Our sales and downloads have almost dried up. No one will purchase what they can get for free ! Many major Artists have pulled out of Spotify for that reason.
Spotify is not one spin to one listener. It is simultaneous spins to millions of listeners. We are leaving our Artists on Spotify for now, because when they are finally forced to pay up, it will be a lot of cash, interest and penalties.
Stay TUNED 🙂
I think you’re intentionally playing with words. Every Spotify “spin” or “play” or “stream” that appears on your royalty statement represents one performance to one listener.

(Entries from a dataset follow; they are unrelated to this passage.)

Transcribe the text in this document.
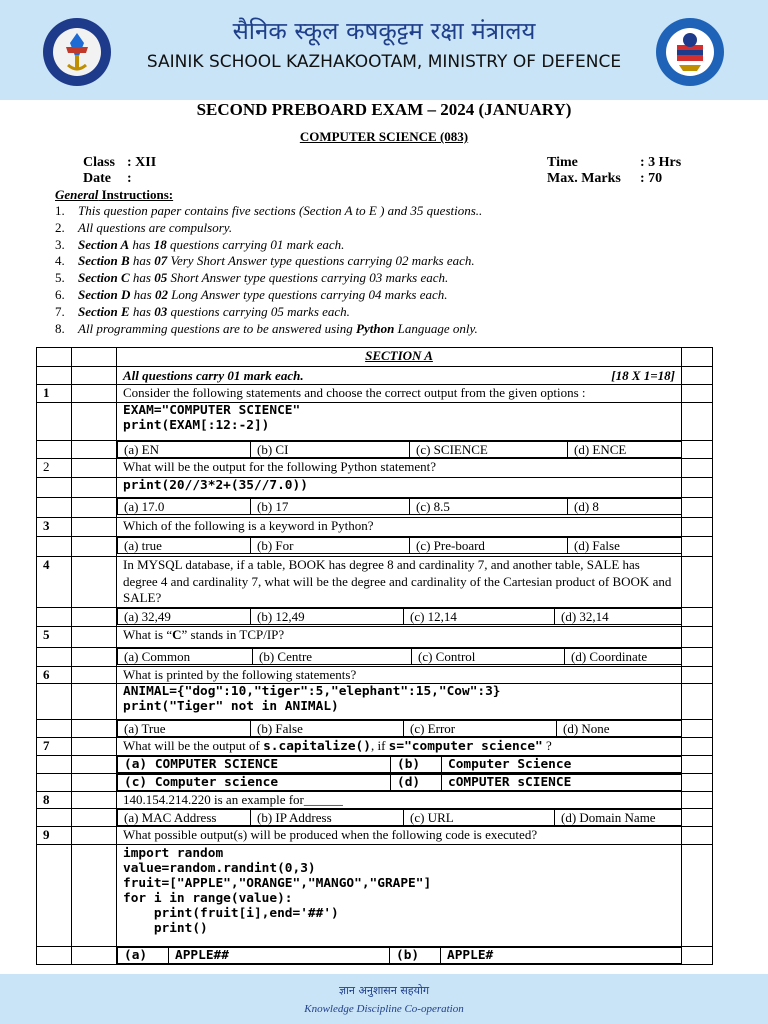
सैनिक स्कूल कषकूट्टम रक्षा मंत्रालय
SAINIK SCHOOL KAZHAKOOTAM, MINISTRY OF DEFENCE
SECOND PREBOARD EXAM – 2024 (JANUARY)
COMPUTER SCIENCE (083)
Class : XII
Date :
Time	: 3 Hrs
Max. Marks : 70
General Instructions:
1. This question paper contains five sections (Section A to E ) and 35 questions..
2. All questions are compulsory.
3. Section A has 18 questions carrying 01 mark each.
4. Section B has 07 Very Short Answer type questions carrying 02 marks each.
5. Section C has 05 Short Answer type questions carrying 03 marks each.
6. Section D has 02 Long Answer type questions carrying 04 marks each.
7. Section E has 03 questions carrying 05 marks each.
8. All programming questions are to be answered using Python Language only.
		SECTION A	
		All questions carry 01 mark each.	[18 X 1=18]

1		Consider the following statements and choose the correct output from the given options :	

EXAM="COMPUTER SCIENCE"
print(EXAM[:12:-2])

(a) EN	(b) CI	(c) SCIENCE	(d) ENCE

2		What will be the output for the following Python statement?	
		print(20//3*2+(35//7.0))	

(a) 17.0	(b) 17	(c) 8.5	(d) 8

3		Which of the following is a keyword in Python?	

(a) true	(b) For	(c) Pre-board	(d) False

4		In MYSQL database, if a table, BOOK has degree 8 and cardinality 7, and another table, SALE has degree 4 and cardinality 7, what will be the degree and cardinality of the Cartesian product of BOOK and SALE?	

(a) 32,49	(b) 12,49	(c) 12,14	(d) 32,14

5		What is “C” stands in TCP/IP?	

(a) Common	(b) Centre	(c) Control	(d) Coordinate

6		What is printed by the following statements?	

ANIMAL={"dog":10,"tiger":5,"elephant":15,"Cow":3}
print("Tiger" not in ANIMAL)

(a) True	(b) False	(c) Error	(d) None

7		What will be the output of s.capitalize(), if s="computer science" ?	

(a) COMPUTER SCIENCE	(b)	Computer Science

(c) Computer science	(d)	cOMPUTER sCIENCE

8		140.154.214.220 is an example for______	

(a) MAC Address	(b) IP Address	(c) URL	(d) Domain Name

9		What possible output(s) will be produced when the following code is executed?	

import random
value=random.randint(0,3)
fruit=["APPLE","ORANGE","MANGO","GRAPE"]
for i in range(value):
print(fruit[i],end='##')
print()

(a)	APPLE##	(b)	APPLE#

ज्ञान अनुशासन सहयोग
Knowledge Discipline Co-operation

Yes, there might be simultaneous spins, each one a single performance to a single listener. You know this as a fact; please stop obscuring it. Your 63 spins on radio, paying 8.5 cents each, pays you $5.35. That’s nice until you realize that 63 radio spins might equal 6,300 performances (or many more!), which would pay you $0.0008 per performance. Spotify’s 63 spins paid you $0.0009 per performance. Now imagine that the 63 radio spins reached 1,000 listeners per spin (still pretty modest). That payout for 63,000 performances is $0.00008 per performance. Spotify really starts looking better now. (Please correct any errors I’m making with the math.)
The thing about this is that the PROs, who handle the payments, don’t calculate it using your system. One spin = one performance. That’s how they calculate, and how they certify for performance awards. If you want them to change that, it will take some kind of legal work.
The gist I get is that Dave is trying to compare sales to streaming, which, in my opinion, is like trying to compare apples to oranges.